- Developer(s): Firaxis Games
- Publisher(s): 2K
- Designer(s): Sid Meier
- Series: Civilization
- Platform(s): Facebook Platform
- Release: July 6, 2011 (open beta)
- Genre(s): Strategy

= Civilization World =

Civilization World was a massively multiplayer online Flash game in the Civilization game series, developed by Sid Meier and Firaxis Games. It was launched on July 6, 2011 on Facebook with the original name Civilization Network; the game title was changed to Civilization World on January 6, 2012. On February 28, 2013, it was announced that the game would be discontinued and was shut down on May 29, 2013.

==Gameplay==
Civilization World contained many gameplay elements featured in previous Civilization installments such as building houses, farming lands, researching science, collecting gold and expanding communities over several eras. The goal of each game was to reach the end with the most fame points which could be achieved by completing achievements, discovering new technologies, completing era victory conditions or building a wonder of the world.

Unlike previous installments in the series, the game featured real-time strategy rather than the turn-based strategy the series is known for. When in combat with another nation, the player was able to choose from ranged, melee, mobile and naval units. The battle field had limited slots for each unit which allowed the player to prioritize and strategically pick and choose unit placements. Mini-games had also been included to add more variety to the game.

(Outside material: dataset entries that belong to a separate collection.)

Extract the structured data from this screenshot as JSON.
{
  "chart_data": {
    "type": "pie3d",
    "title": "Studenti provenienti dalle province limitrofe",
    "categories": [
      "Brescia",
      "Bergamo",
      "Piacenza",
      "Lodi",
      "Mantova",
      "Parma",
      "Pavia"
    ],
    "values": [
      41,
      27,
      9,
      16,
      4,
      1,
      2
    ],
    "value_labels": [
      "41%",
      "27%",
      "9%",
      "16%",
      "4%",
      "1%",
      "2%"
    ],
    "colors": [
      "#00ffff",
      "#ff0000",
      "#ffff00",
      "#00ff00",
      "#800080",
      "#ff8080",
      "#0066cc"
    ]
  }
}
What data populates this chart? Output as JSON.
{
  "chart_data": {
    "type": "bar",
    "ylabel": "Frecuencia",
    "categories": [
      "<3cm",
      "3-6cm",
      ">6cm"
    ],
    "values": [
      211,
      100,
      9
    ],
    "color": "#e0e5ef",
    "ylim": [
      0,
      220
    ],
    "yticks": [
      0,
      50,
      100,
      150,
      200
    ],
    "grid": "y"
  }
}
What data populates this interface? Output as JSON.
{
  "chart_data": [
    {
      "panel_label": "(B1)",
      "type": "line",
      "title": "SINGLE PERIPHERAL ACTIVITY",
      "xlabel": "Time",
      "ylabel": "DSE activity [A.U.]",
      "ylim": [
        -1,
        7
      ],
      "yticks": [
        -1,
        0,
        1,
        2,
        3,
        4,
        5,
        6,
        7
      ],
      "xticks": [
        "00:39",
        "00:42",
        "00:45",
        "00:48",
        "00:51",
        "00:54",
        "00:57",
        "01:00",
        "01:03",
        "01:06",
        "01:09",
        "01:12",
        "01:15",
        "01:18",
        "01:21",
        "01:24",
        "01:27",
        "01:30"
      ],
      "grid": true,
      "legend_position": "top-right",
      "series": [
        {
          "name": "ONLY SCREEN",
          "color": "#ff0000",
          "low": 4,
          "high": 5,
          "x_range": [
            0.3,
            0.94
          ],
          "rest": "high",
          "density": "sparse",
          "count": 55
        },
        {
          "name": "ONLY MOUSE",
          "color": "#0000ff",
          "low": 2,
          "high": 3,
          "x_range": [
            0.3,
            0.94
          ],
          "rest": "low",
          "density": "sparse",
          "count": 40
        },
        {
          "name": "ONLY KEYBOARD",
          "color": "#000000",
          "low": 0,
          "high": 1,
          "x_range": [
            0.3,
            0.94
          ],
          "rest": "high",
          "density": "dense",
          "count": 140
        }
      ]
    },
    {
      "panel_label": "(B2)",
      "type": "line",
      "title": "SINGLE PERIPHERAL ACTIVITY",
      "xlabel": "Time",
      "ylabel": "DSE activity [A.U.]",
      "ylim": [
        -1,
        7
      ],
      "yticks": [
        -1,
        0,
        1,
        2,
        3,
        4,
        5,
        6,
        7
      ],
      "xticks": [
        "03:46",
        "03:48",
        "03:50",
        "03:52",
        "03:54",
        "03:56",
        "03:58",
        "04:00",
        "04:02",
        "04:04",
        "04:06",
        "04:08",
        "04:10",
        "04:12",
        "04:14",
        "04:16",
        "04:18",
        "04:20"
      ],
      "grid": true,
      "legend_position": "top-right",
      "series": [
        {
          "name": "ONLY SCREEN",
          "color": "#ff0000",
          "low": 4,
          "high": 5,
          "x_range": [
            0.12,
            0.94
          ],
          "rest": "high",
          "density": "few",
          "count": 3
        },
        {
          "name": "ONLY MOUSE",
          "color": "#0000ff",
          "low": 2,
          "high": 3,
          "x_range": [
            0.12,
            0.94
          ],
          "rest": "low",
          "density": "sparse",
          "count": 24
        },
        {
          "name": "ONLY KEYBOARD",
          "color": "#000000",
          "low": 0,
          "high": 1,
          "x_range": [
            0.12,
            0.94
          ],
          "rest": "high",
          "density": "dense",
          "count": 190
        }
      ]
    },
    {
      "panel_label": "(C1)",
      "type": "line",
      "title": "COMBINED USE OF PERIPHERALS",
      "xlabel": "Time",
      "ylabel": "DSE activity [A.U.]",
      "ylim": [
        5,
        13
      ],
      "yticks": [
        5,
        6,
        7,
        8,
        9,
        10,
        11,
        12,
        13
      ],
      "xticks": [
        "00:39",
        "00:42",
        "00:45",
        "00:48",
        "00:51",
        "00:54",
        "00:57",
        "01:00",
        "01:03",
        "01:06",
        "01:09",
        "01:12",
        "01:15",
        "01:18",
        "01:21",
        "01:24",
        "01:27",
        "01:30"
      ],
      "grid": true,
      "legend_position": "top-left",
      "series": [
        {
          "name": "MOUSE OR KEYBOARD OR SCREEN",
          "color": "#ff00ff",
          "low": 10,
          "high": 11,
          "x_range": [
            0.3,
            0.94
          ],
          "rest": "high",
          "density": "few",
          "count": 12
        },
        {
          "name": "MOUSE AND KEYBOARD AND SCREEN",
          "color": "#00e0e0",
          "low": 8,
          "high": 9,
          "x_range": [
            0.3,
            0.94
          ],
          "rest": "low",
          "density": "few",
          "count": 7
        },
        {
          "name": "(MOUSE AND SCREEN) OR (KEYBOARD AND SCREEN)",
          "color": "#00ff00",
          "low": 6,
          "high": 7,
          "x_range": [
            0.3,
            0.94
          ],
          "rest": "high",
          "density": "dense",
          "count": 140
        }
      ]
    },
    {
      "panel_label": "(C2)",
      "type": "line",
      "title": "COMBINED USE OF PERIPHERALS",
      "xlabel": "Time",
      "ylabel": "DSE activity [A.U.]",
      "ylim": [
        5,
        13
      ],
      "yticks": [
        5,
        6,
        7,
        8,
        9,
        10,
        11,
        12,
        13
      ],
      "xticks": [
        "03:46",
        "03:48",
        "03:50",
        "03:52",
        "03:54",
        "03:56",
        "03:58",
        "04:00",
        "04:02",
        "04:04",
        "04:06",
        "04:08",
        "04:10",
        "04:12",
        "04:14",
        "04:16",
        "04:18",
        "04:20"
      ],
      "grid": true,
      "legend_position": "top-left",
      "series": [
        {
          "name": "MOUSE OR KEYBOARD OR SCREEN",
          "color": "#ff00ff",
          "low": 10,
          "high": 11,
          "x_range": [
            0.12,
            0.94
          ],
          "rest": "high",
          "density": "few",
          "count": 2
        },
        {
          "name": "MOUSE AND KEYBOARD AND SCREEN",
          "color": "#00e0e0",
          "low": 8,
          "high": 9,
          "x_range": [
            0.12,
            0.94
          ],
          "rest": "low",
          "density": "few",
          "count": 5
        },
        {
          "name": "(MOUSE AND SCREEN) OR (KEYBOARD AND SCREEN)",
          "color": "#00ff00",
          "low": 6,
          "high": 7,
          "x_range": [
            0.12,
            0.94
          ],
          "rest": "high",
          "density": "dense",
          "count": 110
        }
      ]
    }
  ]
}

Civilization World featured online compatibility and had a heavy emphasis on multiplayer which allowed player-to-player interaction. Players were allowed to play single-player or multiplayer matches allowing several players to work together and compete against others to achieve victory. Multiplayer allowed players to form independent nations and battle other competing nations, a feature not present in previous installments. Nations were structured by hierarchy, the highest being the king while other ranks include princes, dukes and other nobles. To be crowned king and become the leader of a nation, the player had to complete a series of objectives and achieve medals. Ranking was relative to all other players within the nation, meaning each player within a nation competed against each other to become king.

==Development==
According to an early (October 2009) announcement from Sid Meier, Civilization World was intended to offer "everything you enjoy in Civ in a fully persistent environment—you can play as much as you like, whenever you like, and it'll be free to play." From May to September 2010, the official 2K Games team offered no updates regarding Civilization World, causing many followers to believe the entire project had been scrapped (or indeed, never existed in the first place). In August, 2K Games' Community Manager "2K Greg" announced that Civilization World was, however, still very much alive. In November 2010, Take-Two's soon-to-be CEO (then the company's Executive Chairman) Strauss Zelnick confirmed once again that Civilization World was still in production, with the planned release date set for sometime in 2011.

==Release==
On July 6, 2011, Civilization World entered open beta and was made available to the public. On February 28, 2013, it was announced that the last day of play for CivWorld would be May 29, 2013. The game servers crashed about 6 minutes after the announced time.